Women were deliberately attacked.

Ethnic Georgian police who tried to protect the demonstrators were set upon by the military. Two days before the incident, the police had been disarmed.

Troop movements around Tbilisi in the days before the killings were ``provocative,'' and appeared intended to heighten tensions.

Another speaker, Viktor Bogachev, said the same thing. Mr. Bogachev, an economist in the Academy of Science's Economics Institute, had also been visiting Tbilisi during the killings.

In his speech delivered Friday Shevardnadze told the Georgian Communist Party Central Committee that the republic's leadership had lost control of the situation, and forgotten how to communicate with the public.

``If you were preparing to defend democracy and perestroika with tanks,'' he said sarcastically, ``then at least tell people, warn them, and prepare them for this.''

Shevardnadze also attacked the leaders of the demonstration. ``People talk about the peaceful character of the events preceeding April 9th, but they are silent about the far from peaceful slogans heard the day before.
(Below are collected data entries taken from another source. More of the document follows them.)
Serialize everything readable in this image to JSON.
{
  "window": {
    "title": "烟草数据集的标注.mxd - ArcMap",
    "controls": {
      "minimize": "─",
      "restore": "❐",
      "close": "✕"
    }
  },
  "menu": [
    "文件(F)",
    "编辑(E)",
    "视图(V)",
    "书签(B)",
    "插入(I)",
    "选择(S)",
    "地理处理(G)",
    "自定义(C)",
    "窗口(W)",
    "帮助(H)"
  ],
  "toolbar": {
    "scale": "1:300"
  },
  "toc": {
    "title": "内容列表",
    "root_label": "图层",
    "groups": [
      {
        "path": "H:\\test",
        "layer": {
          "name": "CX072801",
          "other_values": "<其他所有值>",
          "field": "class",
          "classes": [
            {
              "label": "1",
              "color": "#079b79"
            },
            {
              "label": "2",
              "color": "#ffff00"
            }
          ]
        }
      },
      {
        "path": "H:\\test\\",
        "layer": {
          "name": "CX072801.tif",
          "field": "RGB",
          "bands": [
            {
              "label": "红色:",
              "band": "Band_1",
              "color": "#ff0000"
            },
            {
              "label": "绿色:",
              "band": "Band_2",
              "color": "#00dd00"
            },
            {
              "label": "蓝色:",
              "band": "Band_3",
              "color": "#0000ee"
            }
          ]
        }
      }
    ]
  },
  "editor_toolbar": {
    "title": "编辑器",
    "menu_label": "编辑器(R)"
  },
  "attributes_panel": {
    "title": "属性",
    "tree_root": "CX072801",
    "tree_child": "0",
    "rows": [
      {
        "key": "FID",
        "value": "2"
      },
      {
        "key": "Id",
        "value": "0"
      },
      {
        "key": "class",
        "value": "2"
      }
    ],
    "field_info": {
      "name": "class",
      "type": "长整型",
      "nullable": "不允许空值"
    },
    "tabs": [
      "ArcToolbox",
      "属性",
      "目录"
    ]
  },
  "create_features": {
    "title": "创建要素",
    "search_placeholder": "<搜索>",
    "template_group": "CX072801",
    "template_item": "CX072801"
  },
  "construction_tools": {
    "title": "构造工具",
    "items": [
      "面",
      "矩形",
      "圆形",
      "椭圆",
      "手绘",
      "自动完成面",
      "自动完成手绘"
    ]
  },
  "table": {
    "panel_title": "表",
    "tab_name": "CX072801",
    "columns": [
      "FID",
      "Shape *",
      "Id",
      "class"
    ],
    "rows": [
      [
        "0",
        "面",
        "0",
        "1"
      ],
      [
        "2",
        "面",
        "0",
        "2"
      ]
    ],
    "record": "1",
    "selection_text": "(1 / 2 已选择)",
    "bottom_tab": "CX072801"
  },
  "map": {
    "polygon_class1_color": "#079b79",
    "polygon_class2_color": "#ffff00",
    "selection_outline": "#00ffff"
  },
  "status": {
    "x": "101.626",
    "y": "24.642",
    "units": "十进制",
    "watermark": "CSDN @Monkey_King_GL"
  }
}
Speaking to journalists Saturday, a member of one of the groups that had organized the demonstration conceded that some slogans had called for Georgia's secession from the Soviet Union. The activist said that his organization, the Ilya Chavchavadze Society, had since then issued a call for calm. It has also demanded that representatives of the International Red Cross take part in the inquiry into the killings.

Official Soviet reports have referred to allegations that troops attacked the crowd with spades, and to claims that the soldiers involved were drunk. They add, however, that examinations have produced no sign of wounds caused by slashes or cuts.

Until Friday a commission of inquiry was headed by the republic's prime minister, Zurab Chkheidze. But then he and the republic's other two top leaders - party chief Dzhumber Patiashvili and Georgian president Otari Cherkeziya - resigned. Mr. Patiashivli was replaced by the KGB (security) chief, Givi Gumbaridze.